There is no shame in being a laundress, if that is what you do for a living. But I am not a laundress, and it would be really nice not to be treated as what I am imagined to be.
I serve my bosses very well at work; and in the evening relaxing while the washing machine does the heavy work for me, I want to just sit and ogle Rishaad Salamat on Bloomberg TV without random passersby treating me like I should be at their service, too.
My humility only goes so far. I know that if I had been wearing short shorts, or if I had been tapping on my phone, I would not have been treated so peremptorily. I am asking for only that much respect.
But I know my mistake: I wasn’t wearing makeup. My clothes and hairdo just weren’t enough. I should have been wearing at least lipstick.
There’s a reason makeup is nicknamed “war paint.” Some people claim they don’t like it when a woman wears makeup; what they actually don’t like is too much makeup. In particular, they don’t like eye makeup. People treat me better, much better, when I’m wearing lipstick and blusher.
Women in power know this. If you want to be treated with respect, it doesn’t matter what ought to be the case, or what is fair treatment of women compared to men; you need to wear at least lipstick.
All of this stupidity makes me want to run out and buy more makeup.
For years, I have wanted to buy Mac lipstick in Russian Red and Nars blusher in Orgasm. These are two of the most famous shades of makeup currently on the market, possibly the most famous shades. I have wanted to satisfy my curiosity– are they really as good as people say? What is the reason for the buzz around these two top sellers in their lines?
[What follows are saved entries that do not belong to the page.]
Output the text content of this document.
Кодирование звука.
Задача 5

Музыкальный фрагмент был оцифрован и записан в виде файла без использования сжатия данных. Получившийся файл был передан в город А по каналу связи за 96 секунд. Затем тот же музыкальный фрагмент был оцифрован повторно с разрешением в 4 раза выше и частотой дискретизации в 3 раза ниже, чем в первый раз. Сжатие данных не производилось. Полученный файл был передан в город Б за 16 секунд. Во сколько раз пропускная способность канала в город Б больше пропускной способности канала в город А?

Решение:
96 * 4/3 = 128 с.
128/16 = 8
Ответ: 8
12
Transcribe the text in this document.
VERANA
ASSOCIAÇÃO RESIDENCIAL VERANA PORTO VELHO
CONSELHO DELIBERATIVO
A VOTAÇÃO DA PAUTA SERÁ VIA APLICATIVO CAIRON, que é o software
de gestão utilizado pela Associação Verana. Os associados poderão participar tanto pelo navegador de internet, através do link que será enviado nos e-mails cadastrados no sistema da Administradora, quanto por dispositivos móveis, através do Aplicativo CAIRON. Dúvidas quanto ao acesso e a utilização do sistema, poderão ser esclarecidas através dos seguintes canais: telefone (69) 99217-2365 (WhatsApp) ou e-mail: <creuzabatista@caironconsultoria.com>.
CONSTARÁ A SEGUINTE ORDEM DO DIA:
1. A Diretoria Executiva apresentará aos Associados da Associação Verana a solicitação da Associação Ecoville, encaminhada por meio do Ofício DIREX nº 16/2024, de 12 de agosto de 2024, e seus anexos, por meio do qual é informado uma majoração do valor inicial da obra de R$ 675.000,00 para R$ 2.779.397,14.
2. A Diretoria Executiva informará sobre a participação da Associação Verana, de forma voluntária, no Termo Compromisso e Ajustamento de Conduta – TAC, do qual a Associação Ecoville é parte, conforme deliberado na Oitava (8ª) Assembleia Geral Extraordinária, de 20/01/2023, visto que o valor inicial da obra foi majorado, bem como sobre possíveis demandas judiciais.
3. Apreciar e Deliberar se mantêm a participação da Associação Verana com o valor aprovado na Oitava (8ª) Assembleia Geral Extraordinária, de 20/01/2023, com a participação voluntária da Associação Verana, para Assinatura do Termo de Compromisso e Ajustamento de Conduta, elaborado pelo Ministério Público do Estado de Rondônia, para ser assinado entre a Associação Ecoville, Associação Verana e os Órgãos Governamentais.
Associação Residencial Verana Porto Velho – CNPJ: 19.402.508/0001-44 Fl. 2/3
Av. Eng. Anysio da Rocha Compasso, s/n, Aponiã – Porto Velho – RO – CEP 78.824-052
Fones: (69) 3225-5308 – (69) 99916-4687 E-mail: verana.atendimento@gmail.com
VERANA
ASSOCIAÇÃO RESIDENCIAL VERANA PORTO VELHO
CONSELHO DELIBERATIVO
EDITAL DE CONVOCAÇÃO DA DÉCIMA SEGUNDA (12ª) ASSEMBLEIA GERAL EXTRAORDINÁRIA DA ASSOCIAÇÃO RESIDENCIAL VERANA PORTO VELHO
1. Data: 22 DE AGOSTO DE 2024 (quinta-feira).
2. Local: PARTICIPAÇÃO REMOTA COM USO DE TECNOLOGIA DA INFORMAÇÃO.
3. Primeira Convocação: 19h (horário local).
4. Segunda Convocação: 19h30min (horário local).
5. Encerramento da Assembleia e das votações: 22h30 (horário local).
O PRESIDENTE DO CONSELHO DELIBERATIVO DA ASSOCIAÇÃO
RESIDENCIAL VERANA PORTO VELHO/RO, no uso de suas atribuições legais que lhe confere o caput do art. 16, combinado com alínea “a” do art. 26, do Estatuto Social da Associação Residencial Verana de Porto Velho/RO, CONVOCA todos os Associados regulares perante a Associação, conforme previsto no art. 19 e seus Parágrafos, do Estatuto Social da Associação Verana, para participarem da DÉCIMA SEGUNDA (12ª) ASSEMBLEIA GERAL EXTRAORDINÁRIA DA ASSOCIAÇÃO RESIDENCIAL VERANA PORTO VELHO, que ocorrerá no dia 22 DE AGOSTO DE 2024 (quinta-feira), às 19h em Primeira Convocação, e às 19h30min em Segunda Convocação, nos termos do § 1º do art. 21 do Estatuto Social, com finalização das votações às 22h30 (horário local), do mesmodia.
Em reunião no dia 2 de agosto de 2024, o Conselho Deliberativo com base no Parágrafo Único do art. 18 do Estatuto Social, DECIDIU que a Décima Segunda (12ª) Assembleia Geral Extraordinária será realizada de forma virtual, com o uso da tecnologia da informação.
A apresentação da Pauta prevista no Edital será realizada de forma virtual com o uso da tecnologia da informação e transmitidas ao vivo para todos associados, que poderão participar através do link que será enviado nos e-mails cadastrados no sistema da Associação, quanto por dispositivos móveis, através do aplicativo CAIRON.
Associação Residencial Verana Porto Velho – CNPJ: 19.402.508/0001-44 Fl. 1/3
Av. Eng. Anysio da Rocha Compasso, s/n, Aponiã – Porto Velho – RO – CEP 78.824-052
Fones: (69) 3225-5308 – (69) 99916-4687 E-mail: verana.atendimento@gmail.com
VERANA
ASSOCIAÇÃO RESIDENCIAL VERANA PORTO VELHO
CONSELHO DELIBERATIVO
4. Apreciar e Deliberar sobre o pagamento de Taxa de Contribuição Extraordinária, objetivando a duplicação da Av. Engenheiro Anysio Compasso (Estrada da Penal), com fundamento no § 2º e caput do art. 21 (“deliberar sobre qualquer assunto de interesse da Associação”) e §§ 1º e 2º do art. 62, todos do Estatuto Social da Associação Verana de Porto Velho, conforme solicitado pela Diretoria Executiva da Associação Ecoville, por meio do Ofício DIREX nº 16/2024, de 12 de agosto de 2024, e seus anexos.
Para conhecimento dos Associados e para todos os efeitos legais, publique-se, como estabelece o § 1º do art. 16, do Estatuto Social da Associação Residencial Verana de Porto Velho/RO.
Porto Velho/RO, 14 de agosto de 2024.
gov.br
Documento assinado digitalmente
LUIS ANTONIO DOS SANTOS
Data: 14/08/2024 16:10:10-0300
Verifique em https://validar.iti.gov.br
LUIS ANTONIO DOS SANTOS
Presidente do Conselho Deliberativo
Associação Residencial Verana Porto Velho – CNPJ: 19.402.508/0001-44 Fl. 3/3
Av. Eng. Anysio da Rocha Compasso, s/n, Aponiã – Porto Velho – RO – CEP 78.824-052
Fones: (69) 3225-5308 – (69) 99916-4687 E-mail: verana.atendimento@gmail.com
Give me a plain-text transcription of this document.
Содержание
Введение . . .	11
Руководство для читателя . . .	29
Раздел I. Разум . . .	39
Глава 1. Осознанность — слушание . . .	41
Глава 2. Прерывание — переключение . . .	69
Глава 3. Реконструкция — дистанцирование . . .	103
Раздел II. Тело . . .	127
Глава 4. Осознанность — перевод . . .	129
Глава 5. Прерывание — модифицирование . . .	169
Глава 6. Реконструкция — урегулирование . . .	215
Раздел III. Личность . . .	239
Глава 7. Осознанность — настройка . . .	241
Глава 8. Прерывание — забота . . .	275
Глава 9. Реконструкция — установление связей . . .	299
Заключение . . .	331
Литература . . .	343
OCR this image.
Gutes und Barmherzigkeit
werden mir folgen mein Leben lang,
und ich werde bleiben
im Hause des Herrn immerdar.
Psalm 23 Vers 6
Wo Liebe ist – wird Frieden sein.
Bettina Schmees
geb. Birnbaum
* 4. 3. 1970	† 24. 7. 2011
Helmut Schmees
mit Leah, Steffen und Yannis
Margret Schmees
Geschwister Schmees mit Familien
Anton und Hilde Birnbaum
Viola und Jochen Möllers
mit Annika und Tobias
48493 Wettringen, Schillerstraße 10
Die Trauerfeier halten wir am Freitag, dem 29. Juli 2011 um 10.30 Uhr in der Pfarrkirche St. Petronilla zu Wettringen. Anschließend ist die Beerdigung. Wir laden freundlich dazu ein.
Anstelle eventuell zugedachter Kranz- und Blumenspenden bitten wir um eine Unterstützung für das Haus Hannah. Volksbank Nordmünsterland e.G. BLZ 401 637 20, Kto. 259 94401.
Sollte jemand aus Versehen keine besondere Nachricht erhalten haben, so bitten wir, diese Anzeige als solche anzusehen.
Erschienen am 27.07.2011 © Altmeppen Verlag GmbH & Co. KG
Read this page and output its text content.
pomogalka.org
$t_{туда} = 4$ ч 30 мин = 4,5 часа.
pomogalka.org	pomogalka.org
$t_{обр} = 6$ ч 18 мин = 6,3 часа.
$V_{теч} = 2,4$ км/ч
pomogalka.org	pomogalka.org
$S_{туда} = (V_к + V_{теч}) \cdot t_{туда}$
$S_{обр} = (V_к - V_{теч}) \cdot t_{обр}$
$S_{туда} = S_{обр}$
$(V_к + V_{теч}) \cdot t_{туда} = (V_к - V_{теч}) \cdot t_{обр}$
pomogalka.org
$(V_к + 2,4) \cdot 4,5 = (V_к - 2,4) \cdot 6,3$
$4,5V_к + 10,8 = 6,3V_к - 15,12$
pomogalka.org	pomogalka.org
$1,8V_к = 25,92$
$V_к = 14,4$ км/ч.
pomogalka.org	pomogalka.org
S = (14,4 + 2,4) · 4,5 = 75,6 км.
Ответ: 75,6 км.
Russian Red is supposed to look good on any woman and dress up any outfit. Orgasm is supposed to make a woman look like she has just had one, which apparently is appealing. It, too, is supposed to look good on any woman.
Maybe these two shades would keep people from treating me as if I should be serving them.
But there is no sense in this. My everyday wardrobe has five blushers and fifteen lipsticks, all from the same brand, Mary Kay, to which I am loyal because of its dependable quality and reasonable price. That may seem like a lot of shades, but I use all of them, because I wear makeup to work every day and I enjoy my war paint. Every one of these colors has its own place in my wardrobe, just as every shirt does. But more would be overkill even for me. A lot is a good amount for me, and my ascesis is not to buy too much.
It is just insecurity that makes me want to give in to my years-long curiosity and buy Russian Red and Orgasm. It isn’t that my arsenal is inadequate; it is that I was unarmed that night in the laundromat.